Michael Young

Personal information
- Born: August 15, 1944 (age 81) Port Credit, Ontario, Canada

Medal record
Bobsleigh
World Championships
| Gold medal – first place | 1965 St. Moritz | Four-man |
| Bronze medal – third place | 1965 St. Moritz | Two-man |

= Michael Young (bobsleigh) =

Canadian bobsledder (born 1944)

Michael Darcy Young (born August 15, 1944) is a Canadian former bobsledder who competed in the 1960s. He won two medals at the 1965 FIBT World Championships in St. Moritz with a gold in the four-man event and a bronze in the two-man event.

In 1966, he was severely injured during a four-man competition at the bobsleigh track in Lake Placid, New York, when his sled hit the superstructure of the track at Turns 13 and 14, known as the "Zig-Zag Curves", damaging his face. Young was rushed to the hospital in Lake Placid, then flown to a hospital in Montreal to undergo extensive plastic surgery. This crash killed his compatriot Sergio Zardini and also featured future FIBT president Robert H. Storey.
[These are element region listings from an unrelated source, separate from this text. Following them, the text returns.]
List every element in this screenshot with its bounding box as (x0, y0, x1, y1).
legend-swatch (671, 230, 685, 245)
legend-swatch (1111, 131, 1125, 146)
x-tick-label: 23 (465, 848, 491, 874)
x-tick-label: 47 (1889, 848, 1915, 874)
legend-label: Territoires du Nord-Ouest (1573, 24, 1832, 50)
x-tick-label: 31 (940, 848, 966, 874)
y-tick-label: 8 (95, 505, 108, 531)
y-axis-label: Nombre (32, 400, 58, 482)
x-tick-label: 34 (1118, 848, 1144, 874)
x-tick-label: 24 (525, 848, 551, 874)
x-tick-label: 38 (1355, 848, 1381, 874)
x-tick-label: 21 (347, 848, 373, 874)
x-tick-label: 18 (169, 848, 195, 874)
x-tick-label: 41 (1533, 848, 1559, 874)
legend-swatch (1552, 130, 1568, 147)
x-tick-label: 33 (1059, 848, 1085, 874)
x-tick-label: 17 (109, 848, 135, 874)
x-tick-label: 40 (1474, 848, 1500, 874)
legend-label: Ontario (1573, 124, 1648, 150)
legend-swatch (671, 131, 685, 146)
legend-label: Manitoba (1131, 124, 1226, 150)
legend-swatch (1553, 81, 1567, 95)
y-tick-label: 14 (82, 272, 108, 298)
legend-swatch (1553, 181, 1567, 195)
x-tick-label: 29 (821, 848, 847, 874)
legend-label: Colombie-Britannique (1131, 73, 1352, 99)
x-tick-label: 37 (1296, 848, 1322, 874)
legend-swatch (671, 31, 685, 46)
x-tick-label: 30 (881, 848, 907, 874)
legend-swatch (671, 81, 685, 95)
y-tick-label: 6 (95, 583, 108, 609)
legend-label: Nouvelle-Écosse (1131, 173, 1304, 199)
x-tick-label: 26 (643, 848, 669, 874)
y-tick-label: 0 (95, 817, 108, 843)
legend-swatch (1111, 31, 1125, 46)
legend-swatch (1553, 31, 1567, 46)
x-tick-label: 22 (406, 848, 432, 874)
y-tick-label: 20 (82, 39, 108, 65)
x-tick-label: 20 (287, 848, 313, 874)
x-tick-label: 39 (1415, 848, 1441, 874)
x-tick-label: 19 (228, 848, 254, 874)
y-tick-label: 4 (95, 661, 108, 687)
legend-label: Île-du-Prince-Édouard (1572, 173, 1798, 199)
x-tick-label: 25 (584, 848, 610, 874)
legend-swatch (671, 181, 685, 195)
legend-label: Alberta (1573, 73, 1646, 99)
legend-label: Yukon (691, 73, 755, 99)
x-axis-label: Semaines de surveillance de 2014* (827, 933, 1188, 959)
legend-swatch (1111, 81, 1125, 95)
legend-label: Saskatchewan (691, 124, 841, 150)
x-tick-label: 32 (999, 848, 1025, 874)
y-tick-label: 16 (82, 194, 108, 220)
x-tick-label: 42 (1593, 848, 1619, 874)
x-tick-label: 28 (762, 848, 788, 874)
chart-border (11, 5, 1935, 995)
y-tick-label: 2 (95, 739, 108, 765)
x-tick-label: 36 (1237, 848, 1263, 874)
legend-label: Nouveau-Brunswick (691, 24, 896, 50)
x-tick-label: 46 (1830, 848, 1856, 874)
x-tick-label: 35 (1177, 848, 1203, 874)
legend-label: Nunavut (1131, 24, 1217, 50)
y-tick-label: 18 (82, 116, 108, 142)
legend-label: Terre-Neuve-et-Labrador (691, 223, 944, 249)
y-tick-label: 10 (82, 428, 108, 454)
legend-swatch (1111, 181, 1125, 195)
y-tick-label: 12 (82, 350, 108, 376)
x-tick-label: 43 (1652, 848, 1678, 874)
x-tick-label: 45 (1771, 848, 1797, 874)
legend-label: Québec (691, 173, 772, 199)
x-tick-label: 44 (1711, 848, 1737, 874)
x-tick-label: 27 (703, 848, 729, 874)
Young got involved with bobsleigh, after being introduced to the sport by his cousin Vic Emery while studying at the University of Western Ontario. Young and the rest of the four-man crew would be honored in Canada's Sports Hall of Fame. Young also finished 17th in the four-man event at the 1968 Winter Olympics in Grenoble.

Born in Port Credit, Ontario, Young emigrated to the United States in 1975, settling in Denver, Colorado. Young then moved to Dallas, Texas, where he is a business consultant.

Youn was inducted into the Canada's Sports Hall of Fame in 1965.